Он повернулся два раза на каблуках, чтобы показать мне оба свои горба.
– Знаешь что? – предложил я. – Переезжай ко мне. Я удержу тебя.
– Это бы хорошо было. Я подумаю. А теперь пойдем.
Я оделся, и мы вышли.
Мы долго блуждали по петербургской слякоти. Была осень. Дул сильный ветер с моря. Поднималась кода. Мы побывали на Дворцовой набережной. Разъяренная река пенилась и охлестывала волнами гранитные парапеты набережной. Из черной пропасти, в которой исчезал другой берег, иногда блестела молния, и спустя четверть минуты раздавался тяжелый удар: в крепости палили из пушек. Вода прибывала.
– Я хотел бы, чтобы она еще поднялась. Я не видел наводнения, а это ведь интересно, – сказал Гельфрейх.
Мы долго сидели на набережной, молча вглядываясь в бушующий мрак.
– Она больше не прибудет, – сказал наконец Гельфрейх. – Ветер, кажется, стихает. Мне жаль! Я не видел наводнения… Пойдем.
– Куда?
– Куда глаза глядят… Пойдем со мной. Я сведу тебя в одно место. Меня пугает эта природа с ее чепухой. Бог с ней! Лучше посмотрим человеческую чепуху.
– Где же это, Сенечка?
– Да уж я знаю… Извозчик! – закричал он.
Мы сели и поехали. На Фонтанке, против деревянных, изукрашенных резьбой и пестро расписанных масляной краской ворот Гельфрейх остановил извозчика.

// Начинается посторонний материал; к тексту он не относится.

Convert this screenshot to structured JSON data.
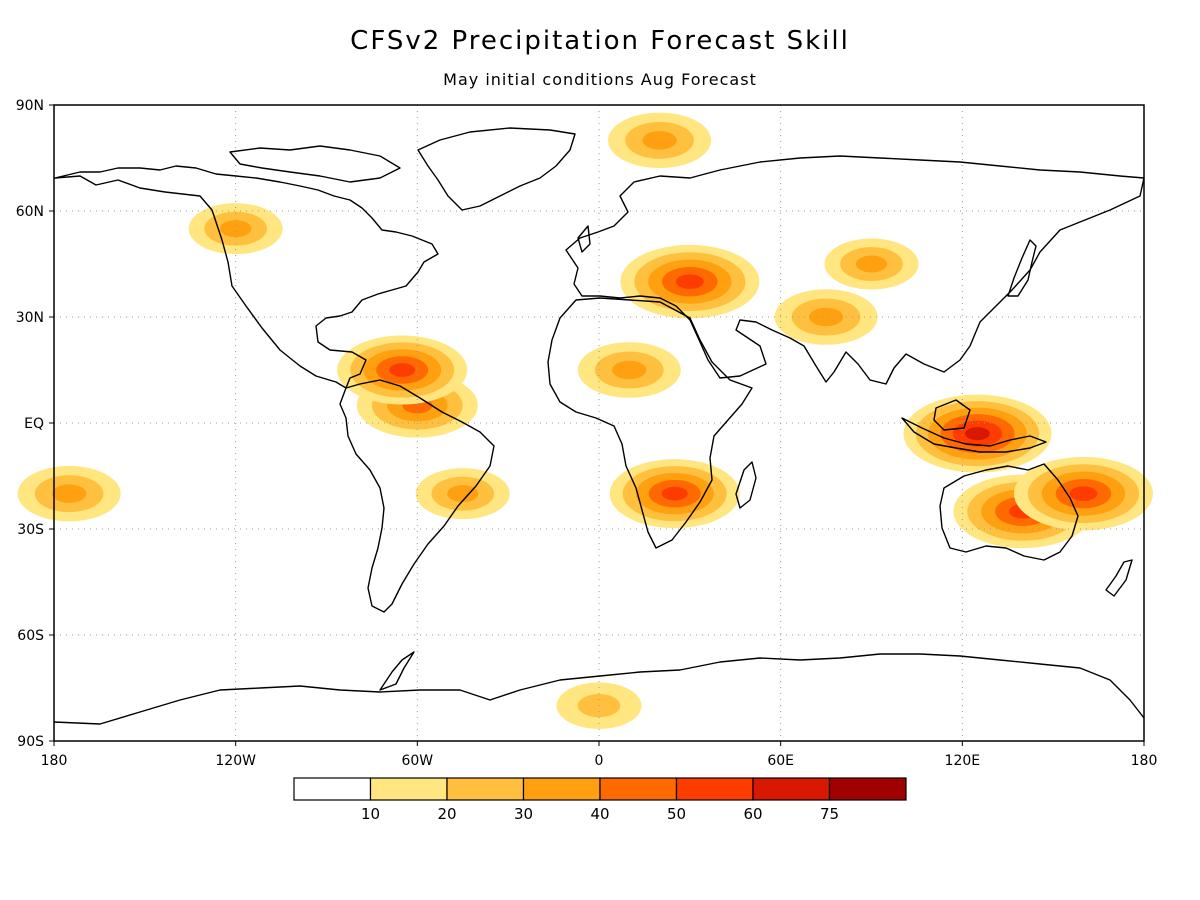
{
  "title": "CFSv2 Precipitation Forecast Skill",
  "subtitle": "May initial conditions  Aug Forecast",
  "axes": {
    "x_ticks": [
      {
        "lon": -180,
        "label": "180"
      },
      {
        "lon": -120,
        "label": "120W"
      },
      {
        "lon": -60,
        "label": "60W"
      },
      {
        "lon": 0,
        "label": "0"
      },
      {
        "lon": 60,
        "label": "60E"
      },
      {
        "lon": 120,
        "label": "120E"
      },
      {
        "lon": 180,
        "label": "180"
      }
    ],
    "y_ticks": [
      {
        "lat": 90,
        "label": "90N"
      },
      {
        "lat": 60,
        "label": "60N"
      },
      {
        "lat": 30,
        "label": "30N"
      },
      {
        "lat": 0,
        "label": "EQ"
      },
      {
        "lat": -30,
        "label": "30S"
      },
      {
        "lat": -60,
        "label": "60S"
      },
      {
        "lat": -90,
        "label": "90S"
      }
    ]
  },
  "colorbar": {
    "bins": [
      {
        "color": "#ffffff"
      },
      {
        "color": "#ffe680"
      },
      {
        "color": "#ffc040"
      },
      {
        "color": "#ffa010"
      },
      {
        "color": "#ff6a00"
      },
      {
        "color": "#ff3c00"
      },
      {
        "color": "#d81800"
      },
      {
        "color": "#a00000"
      }
    ],
    "labels": [
      "10",
      "20",
      "30",
      "40",
      "50",
      "60",
      "75"
    ]
  },
  "chart_data": {
    "type": "heatmap",
    "title": "CFSv2 Precipitation Forecast Skill",
    "subtitle": "May initial conditions  Aug Forecast",
    "xlim": [
      -180,
      180
    ],
    "ylim": [
      -90,
      90
    ],
    "grid": true,
    "levels": [
      10,
      20,
      30,
      40,
      50,
      60,
      75
    ],
    "regions": [
      {
        "lon": 125,
        "lat": -3,
        "value": 60
      },
      {
        "lon": 140,
        "lat": -25,
        "value": 55
      },
      {
        "lon": 160,
        "lat": -20,
        "value": 55
      },
      {
        "lon": -60,
        "lat": 5,
        "value": 45
      },
      {
        "lon": -65,
        "lat": 15,
        "value": 50
      },
      {
        "lon": 25,
        "lat": -20,
        "value": 50
      },
      {
        "lon": 30,
        "lat": 40,
        "value": 55
      },
      {
        "lon": 10,
        "lat": 15,
        "value": 35
      },
      {
        "lon": -120,
        "lat": 55,
        "value": 30
      },
      {
        "lon": -45,
        "lat": -20,
        "value": 30
      },
      {
        "lon": 0,
        "lat": -80,
        "value": 25
      },
      {
        "lon": 90,
        "lat": 45,
        "value": 30
      },
      {
        "lon": 75,
        "lat": 30,
        "value": 35
      },
      {
        "lon": 20,
        "lat": 80,
        "value": 35
      },
      {
        "lon": -175,
        "lat": -20,
        "value": 35
      }
    ]
  }
}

Мы прошли через грязный двор, между двумя длинными двухэтажными корпусами старинной постройки. Два сильных рефлектора кидали нам в лицо потоки яркого света; они были повешены по сторонам крыльца, старинного, но тоже обильно украшенного пестрою деревянною резьбою в так называемом русском вкусе. Впереди нас и сзади нас шли люди, направлявшиеся туда же, куда и мы, – мужчины в меховых пальто, женщины в длинных дипломатах и пальмерстонах из претендующей на роскошь материи: шелковые цветы по плисовому полю, с боа на шеях и в белых шелковых платках на головах; все это входило в подъезд и, поднявшись на несколько ступенек лестницы, раздевалось, обнаруживая по большей части жалко-роскошные туалеты, где шелк заменяла наполовину бумага, золото – бронза, бриллианты – шлифованное стекло, а свежесть лица и блеск глаз – цинковые белила, кармин и тердесьен.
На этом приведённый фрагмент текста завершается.